Andalo (Trento) - Cosa vuol dire per noi accoglienza? Cosa ci spinge ad essere ospitali? Possiamo garantire che l’accoglienza turistica non sia solo un atto di convenienza economica, ma un’autentica espressione di generosità e rispetto verso il turista?
Sono alcune delle domande che hanno animato, ad
Andalo, un vivace e
innovativo confronto tra una
cinquantina di
operatori turistici dell’altopiano della
Paganella. Dall’albergatore al ristoratore, dal negoziante al rifugista. Nella Casa della gioventù, radunati a piccoli gruppi attorno a più tavoli con la formula del work-café, accolgono tra loro anche l’arcivescovo Lauro, in una nuova tappa della sua ritmata Visita pastorale.
Monsignor Tisi passa di tavolo in tavolo, prende appunti, sottolinea, rilancia. E infine chiosa:
“Un turismo dal volto umano è l’unico che può avere futuro”.
In sala prevale un generale apprezzamento per l’innovativa proposta stimolata da un piccolo gruppo regia, guidato dal parroco di
Andalo e
Molveno don Daniel Romagnuolo e da
Pamela Zorzi, albergatrice di
Molveno. Il confronto è giudicato da tutti “costruttivo”, “arricchente”, “divertente”, come “mai era capitato prima”.
“Stupore” è la parola chiave usata nella sintesi finale da don Lauro. “Siete abituati – aggiunge – a un impegno lavorativo importante, senza orario, eppure ai tavoli non ho sentito parlare di affari o conti, ma del fatto che nel vostro lavoro è decisiva la relazione”.
Le domande incrociano anche il tema della religiosità, quando i partecipanti alla grande tavola rotonda si chiedono: cos’è per noi la spiritualità e in che modo si riflette sul lavoro?
“Avete interpretato – sintetizza monsignor Tisi – la spiritualità non come la possibilità o meno di andare a Messa, ma come un modo di abitare l’umano delle relazioni. Questa è la spiritualità: intraprendere relazioni non solo operativo-materiali ma dove si interagisce con il volto degli altri. Sapere che la vita non passa da quello che produci e da quello che hai ma dai volti che incontri: questa è spiritualità”.

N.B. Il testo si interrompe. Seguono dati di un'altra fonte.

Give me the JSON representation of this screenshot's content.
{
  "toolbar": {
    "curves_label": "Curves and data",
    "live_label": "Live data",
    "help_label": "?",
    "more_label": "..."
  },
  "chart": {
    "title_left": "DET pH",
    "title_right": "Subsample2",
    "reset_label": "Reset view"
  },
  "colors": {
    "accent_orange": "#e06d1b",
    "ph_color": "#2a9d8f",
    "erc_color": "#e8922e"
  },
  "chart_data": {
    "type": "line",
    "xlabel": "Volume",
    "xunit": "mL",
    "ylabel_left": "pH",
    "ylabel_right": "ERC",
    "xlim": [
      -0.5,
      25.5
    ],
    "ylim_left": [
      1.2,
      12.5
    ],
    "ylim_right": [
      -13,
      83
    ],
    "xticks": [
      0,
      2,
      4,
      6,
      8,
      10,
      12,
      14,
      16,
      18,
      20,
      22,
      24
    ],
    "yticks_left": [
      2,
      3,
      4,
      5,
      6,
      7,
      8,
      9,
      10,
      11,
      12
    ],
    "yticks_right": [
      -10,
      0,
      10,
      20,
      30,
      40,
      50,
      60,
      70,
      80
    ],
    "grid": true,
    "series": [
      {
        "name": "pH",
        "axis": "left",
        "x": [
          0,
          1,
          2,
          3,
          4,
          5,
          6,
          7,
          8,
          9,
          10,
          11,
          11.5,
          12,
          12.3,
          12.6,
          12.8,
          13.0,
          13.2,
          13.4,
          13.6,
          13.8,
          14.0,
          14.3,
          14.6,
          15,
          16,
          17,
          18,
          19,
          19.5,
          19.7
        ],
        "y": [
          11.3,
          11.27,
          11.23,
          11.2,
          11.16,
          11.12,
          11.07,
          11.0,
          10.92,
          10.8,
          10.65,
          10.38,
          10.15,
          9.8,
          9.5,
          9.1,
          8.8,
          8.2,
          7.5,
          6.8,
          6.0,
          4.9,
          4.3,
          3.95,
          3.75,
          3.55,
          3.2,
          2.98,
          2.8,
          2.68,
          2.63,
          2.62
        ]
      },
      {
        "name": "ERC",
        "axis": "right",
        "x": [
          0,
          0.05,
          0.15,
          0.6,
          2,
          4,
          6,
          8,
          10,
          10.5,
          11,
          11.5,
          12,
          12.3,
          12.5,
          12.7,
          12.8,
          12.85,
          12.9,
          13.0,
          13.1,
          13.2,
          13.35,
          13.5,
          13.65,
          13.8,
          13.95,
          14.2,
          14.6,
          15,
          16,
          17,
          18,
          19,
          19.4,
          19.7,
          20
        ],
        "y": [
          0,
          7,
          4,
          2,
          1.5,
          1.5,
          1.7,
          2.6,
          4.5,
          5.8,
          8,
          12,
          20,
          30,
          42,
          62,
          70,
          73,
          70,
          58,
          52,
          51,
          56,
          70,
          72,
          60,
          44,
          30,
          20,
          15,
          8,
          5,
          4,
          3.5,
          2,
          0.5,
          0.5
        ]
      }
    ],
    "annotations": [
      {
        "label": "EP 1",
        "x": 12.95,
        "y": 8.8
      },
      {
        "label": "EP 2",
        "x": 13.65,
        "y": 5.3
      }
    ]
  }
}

L’Arcivescovo sottolinea poi una dimensione chiave dell’offerta turistica dell’Altopiano, a misura di famiglia. “Qui le famiglie trovano casa, anche perché tanti di voi hanno una gestione a dimensione familiare. E questo vi caratterizza e fa la differenza rispetto alle grandi catene alberghiere che confezionano un’altra offerta turistica”.
Tra i tavoli, accanto al sindaco di Andalo Alberto Perli, anche il Delegato dell’Area Testimonianza e impegno sociale della Diocesi don Mauro Leonardelli, il vicario della Zona pastorale don Giulio Viviani e il parroco di Cavedago, Fai e Spormaggiore don Massimiliano Detassis.
Prima del congedo, c’è spazio anche per la lettura di un brano di Vangelo, con l’episodio raccontato dall’evangelista Marco: Gesù guarisce malati e indemoniati, ma si ritira anche a pregare, isolandosi dalle folle che lo acclamano e lo cercano.
“Questa pagina - commenta monsignor Tisi - ci insegna l’arte della relazione. Gesù non si ‘bruciava’ tutta la giornata: stava tra la gente ma si prendeva anche del tempo per staccare. Una lezione per noi, contro la sindrome dell’onnipotenza: non si può correre dietro a tutti e se ogni tanto si stacca la spina, si migliora la relazione. Anche nel contesto turistico”.
“Alla fine – conclude monsignor Tisi visibilmente soddisfatto –, ci tirerà fuori dalle secche la dimensione del servizio. Per voi significa ad esempio ascoltarvi, fare gioco di squadra, resistere alle tensioni in nome del confronto e della comunione. E continuare a credere che un turismo dal volto umano è l’unico turismo del futuro. Ogni altra forma di turismo non ha scampo”.